To read file in parallel, we should open a new file handle for each process. To resolve the line break bound, we just split each chunk to first line (Head), line-bounded Data, and last line (Tail), and mark Head, Tail with the serial number as {I * 10, Head}, {I * 10 + 1 Tail}, so we can join all pending segments (Head and Tail of each chunk) later in proper order.

scan_file({FileName, Size, I, BmCtx}) ->
    {ok, File} = file:open(FileName, [raw, binary]),
    {ok, Bin} = file:pread(File, Size * I, Size),
    HeadL = split_on_first_newline(Bin),
    TailS = split_on_last_newline(Bin),
    DataL = TailS - HeadL,
    <<Head:HeadL/binary, Data:DataL/binary, Tail/binary>> = Bin,
    {scan_chunk({Data, BmCtx}), {I * 10, Head}, {I * 10 + 1, Tail}}.

III. Spawn workers

["Luke's spawn_worker" Luke's spawn_worker] are two small functions, they are very useful, stable and good abstract on processing workers:

spawn_worker(Parent, F, A) ->
    erlang:spawn_monitor(fun() -> Parent ! {self(), F(A)} end).

wait_result({Pid, Ref}) ->
        {'DOWN', Ref, _, _, normal} -> receive {Pid, Result} -> Result end;
        {'DOWN', Ref, _, _, Reason} -> exit(Reason)

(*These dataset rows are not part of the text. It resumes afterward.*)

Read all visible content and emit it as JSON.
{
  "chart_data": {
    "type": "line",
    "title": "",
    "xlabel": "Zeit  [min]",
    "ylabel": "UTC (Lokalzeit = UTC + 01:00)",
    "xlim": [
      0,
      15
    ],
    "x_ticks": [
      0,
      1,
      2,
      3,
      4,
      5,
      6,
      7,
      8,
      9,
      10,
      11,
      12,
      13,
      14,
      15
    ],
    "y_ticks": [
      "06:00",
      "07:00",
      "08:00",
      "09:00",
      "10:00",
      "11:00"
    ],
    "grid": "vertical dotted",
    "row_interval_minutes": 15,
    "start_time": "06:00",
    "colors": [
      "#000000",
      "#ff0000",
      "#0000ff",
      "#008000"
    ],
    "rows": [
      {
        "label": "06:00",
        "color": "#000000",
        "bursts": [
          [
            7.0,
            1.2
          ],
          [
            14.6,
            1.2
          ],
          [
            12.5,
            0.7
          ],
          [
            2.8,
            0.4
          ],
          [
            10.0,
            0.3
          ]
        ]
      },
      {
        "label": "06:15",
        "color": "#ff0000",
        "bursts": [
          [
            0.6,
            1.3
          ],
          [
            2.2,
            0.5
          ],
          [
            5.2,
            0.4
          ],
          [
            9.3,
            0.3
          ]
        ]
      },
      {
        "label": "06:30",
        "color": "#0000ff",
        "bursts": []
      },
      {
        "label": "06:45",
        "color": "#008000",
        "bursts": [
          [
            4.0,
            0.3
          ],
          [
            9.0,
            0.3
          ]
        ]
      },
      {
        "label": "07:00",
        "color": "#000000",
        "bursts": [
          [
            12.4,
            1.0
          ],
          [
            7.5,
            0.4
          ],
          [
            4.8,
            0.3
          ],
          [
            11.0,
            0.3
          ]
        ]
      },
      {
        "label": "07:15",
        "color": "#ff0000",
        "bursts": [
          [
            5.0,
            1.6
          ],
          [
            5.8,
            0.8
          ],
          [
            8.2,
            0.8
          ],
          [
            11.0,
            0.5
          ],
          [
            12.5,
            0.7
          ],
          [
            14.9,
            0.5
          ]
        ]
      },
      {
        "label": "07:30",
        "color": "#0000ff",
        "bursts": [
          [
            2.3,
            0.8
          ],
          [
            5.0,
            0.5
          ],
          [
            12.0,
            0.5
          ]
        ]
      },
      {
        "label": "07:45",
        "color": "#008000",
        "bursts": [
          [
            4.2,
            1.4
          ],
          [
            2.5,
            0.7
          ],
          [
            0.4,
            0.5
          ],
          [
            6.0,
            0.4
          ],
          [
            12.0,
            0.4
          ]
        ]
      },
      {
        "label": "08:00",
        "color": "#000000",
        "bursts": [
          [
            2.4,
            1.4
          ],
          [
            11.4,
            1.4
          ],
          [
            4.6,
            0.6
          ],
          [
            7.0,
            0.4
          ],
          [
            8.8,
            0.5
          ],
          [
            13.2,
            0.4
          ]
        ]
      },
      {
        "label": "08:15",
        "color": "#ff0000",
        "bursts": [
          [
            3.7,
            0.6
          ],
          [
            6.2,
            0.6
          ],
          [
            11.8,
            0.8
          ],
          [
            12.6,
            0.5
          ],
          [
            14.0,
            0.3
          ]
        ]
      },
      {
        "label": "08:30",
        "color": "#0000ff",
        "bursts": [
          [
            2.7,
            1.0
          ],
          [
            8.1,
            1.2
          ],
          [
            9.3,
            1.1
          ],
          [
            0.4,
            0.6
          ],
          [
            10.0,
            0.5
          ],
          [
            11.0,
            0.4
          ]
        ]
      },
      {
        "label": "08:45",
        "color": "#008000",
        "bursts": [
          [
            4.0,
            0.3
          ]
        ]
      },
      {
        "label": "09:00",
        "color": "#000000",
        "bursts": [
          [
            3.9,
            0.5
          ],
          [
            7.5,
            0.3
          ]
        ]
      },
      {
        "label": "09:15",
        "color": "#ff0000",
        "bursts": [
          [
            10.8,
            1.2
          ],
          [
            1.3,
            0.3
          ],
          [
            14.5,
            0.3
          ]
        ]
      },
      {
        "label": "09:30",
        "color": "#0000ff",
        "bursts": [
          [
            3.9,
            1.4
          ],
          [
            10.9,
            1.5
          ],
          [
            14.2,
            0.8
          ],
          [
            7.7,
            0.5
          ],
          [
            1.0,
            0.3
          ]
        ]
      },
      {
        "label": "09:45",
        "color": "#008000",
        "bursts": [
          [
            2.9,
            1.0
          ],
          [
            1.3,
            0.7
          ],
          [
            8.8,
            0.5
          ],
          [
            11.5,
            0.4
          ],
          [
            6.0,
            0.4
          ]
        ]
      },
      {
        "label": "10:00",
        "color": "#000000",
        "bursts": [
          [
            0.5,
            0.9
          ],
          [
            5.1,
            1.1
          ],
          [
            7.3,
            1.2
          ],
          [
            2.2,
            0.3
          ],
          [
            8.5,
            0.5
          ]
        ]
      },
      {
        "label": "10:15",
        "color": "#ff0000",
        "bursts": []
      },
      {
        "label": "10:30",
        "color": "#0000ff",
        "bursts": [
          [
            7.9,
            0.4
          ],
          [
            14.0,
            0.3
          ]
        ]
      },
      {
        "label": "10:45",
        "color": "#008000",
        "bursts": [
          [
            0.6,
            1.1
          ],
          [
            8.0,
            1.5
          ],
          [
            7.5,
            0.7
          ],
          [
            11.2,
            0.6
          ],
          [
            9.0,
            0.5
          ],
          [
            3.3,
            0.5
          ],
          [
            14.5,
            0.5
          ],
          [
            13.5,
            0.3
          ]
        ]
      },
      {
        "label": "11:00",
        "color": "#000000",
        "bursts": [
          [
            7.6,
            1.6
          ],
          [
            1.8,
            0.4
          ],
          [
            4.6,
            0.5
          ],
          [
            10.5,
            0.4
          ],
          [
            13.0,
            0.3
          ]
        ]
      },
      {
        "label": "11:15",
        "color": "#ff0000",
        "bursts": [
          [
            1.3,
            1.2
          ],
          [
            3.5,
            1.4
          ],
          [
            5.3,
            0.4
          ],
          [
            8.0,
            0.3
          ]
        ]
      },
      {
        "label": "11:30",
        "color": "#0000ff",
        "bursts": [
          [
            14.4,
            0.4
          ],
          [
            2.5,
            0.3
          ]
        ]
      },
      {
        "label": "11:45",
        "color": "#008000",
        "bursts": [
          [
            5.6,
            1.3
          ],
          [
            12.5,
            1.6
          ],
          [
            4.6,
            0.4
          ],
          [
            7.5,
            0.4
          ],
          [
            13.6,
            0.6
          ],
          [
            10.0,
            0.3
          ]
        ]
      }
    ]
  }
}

So, I can start a series of workers simply by:

read_file(FileName, Size, ProcN, BmCtx) ->
    [spawn_worker(self(), fun scan_file/1, {FileName, Size, I, BmCtx})        
     || I <- lists:seq(0, ProcN - 1)].

And then collect the results by:

    Results = [wait_result(Worker) || Worker <- read_file(FileName, ?BUFFER_SIZE, ProcN1, BmCtx)],

In this case, returning Results is a list of {Dict, {Seq1, Head}, {Seq2, Tail}}

IV. Concat segments to a binary and scan it

Each chunk is slipt to Head (first line), line-bounded Data, and Tail (last line). The Head and Tail segments are pending for further processing. After all workers finished scanning Data (got a Dict), we can finally sort these pending segments by SeqNum?, concat and scan them in main process.

Unzip the results to Dicts and Segs, sort Segs by SeqNum?:

    {Dicts, Segs} = lists:foldl(fun ({Dict, Head, Tail}, {Dicts, Segs}) ->
                                        {[Dict | Dicts], [Head, Tail | Segs]}
                                end, {[], []}, Results),
    Segs1 = [Seg || {_, Seg} <- lists:keysort(1, Segs)],    

The sorted Segments is a list of binary, list_to_binary/1 can concat them to one binary efficently, you do not need to care about if it's a deep list, they will be flatten automatically:

    Dict = scan_chunk({list_to_binary(Segs1), BmCtx}),


Thinking in parallel is fairly simple in Erlang, right? Most of the code can run in one process, and if you want to spawn them for parallel, you do not need to modify the code too much. In this case, scan_file/4 is sequential, which just return all you want, you can spawn a lot of workers which do scan_file/4 work, then collect the results later. That's all.